A shiver had run up her back. Would she feel the same way after her two years? If she was allowed two years. And when did her thoughts turn from “have to go” to “be allowed to go”? This was one of those things that needed some thinking time.

THAT NIGHT IN her room with the door to the veranda open and grateful for a screen door that foiled the nightly insects, she took out the journal she jotted in occasionally and wrote her question:
Have
to go or be allowed to go?
She wrote the date.
April 21, 1904.

Today I realized that I have had a change in my attitude toward serving in Africa. All along I’ve been not wanting to go there, but only to return to Blessing. Now I realize that going there to serve those far less fortunate than us is a privilege, and if this is God’s will, I will go joyfully.

She studied that last word—
joyfully
. Did she really feel that, or was it just a nice or good thing to say? There was a difference between going and going joyfully.
Lord God, when did I turn into such a thinker?
She smiled at that one.

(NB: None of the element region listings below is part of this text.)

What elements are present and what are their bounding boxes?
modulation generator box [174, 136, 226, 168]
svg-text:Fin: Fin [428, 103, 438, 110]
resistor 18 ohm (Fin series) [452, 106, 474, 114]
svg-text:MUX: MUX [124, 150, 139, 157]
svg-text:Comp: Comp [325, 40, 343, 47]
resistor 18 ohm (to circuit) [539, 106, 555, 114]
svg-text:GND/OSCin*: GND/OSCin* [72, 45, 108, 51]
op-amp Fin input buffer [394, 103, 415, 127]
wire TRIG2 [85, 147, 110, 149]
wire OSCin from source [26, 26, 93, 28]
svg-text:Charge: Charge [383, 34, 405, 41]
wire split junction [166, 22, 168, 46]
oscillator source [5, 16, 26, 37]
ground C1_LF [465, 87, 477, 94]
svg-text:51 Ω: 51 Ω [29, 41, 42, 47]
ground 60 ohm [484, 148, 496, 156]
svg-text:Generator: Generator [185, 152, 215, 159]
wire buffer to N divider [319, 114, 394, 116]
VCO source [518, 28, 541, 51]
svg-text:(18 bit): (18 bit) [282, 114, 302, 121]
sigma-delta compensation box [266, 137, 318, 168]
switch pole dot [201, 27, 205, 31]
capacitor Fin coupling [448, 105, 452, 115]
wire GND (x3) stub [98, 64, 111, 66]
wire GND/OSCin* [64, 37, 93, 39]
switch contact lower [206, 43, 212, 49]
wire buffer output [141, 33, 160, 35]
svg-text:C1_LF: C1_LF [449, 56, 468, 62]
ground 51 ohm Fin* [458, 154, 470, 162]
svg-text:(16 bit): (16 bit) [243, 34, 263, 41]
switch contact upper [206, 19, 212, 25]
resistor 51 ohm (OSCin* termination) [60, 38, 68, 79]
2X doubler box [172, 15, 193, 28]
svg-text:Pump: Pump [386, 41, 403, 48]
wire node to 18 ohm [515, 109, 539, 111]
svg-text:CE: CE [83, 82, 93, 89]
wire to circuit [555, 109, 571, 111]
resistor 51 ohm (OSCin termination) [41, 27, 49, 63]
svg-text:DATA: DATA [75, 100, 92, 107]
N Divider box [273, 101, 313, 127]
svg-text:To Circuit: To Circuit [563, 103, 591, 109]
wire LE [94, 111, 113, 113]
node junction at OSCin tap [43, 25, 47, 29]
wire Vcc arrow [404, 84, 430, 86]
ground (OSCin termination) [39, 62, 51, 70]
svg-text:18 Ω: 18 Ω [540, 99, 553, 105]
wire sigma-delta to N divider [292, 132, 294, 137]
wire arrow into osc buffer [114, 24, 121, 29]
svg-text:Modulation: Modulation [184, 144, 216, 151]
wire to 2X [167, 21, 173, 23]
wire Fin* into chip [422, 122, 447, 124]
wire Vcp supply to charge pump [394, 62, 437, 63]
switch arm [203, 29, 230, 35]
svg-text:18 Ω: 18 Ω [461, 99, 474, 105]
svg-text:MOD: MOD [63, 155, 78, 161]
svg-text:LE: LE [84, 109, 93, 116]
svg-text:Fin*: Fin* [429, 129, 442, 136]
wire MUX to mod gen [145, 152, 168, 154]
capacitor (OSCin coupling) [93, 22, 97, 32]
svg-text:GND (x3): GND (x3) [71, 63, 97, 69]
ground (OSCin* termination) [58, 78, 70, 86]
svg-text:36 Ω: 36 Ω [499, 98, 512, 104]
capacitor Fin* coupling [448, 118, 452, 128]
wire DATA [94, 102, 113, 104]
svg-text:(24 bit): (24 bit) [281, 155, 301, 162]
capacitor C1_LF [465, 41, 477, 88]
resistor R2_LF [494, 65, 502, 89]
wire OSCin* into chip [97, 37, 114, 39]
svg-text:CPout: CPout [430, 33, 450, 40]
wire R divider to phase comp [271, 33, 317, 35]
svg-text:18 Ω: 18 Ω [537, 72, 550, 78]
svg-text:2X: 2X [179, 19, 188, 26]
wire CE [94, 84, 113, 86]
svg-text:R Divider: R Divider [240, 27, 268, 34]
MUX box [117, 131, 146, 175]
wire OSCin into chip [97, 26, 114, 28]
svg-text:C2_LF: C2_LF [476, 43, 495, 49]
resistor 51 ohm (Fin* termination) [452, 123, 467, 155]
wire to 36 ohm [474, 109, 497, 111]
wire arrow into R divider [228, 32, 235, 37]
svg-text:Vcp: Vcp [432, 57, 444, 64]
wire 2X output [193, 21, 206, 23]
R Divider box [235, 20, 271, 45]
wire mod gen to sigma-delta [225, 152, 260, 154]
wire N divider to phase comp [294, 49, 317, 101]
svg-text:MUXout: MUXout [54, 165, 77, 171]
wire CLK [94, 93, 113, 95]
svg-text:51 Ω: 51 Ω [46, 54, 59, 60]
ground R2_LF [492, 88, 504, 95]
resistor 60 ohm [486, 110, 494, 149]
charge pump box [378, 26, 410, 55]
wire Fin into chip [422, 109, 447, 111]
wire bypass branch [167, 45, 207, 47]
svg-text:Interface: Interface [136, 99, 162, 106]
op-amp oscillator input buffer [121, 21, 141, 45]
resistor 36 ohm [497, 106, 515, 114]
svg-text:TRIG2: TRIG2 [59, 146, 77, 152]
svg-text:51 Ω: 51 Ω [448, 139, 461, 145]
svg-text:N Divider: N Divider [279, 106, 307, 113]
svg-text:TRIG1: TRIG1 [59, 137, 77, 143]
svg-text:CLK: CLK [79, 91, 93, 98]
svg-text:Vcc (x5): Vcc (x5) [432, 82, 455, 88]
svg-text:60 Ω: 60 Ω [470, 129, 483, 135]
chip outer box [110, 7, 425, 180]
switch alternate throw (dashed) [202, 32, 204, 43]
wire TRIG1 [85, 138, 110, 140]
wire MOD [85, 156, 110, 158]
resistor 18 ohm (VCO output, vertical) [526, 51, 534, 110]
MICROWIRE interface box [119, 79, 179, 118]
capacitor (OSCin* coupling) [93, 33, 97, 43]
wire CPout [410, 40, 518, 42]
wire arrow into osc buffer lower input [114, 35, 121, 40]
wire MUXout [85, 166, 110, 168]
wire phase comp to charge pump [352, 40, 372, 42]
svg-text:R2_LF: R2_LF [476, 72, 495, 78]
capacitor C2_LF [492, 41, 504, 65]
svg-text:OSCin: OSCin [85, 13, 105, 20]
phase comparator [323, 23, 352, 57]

Maybe that was one of the reasons she was here—to learn to think, to ponder, to memorize God’s Word and let it sink deep into her most secret places, as the psalmist said. Feed on the Word.

She sighed and closed her journal, picking up her Bible instead. Tonight she wanted to finish memorizing James. So turning to James chapter one, she closed her eyes and repeated it from memory, then on to chapter two, only stumbling in two places and sneaking a peek to correct herself. She read through the first half, remembering when Pastor Solberg talked about the tongue and the evil it could do. The part about the bit on a horse in chapter three was very clear to her, after having worked with horses through the years. How many times had she wished she’d not said something? After she had the first part finished, she picked up her writing pad and pencil. She’d thought of sitting at the desk with an ink pen and well, but a pencil was so much easier.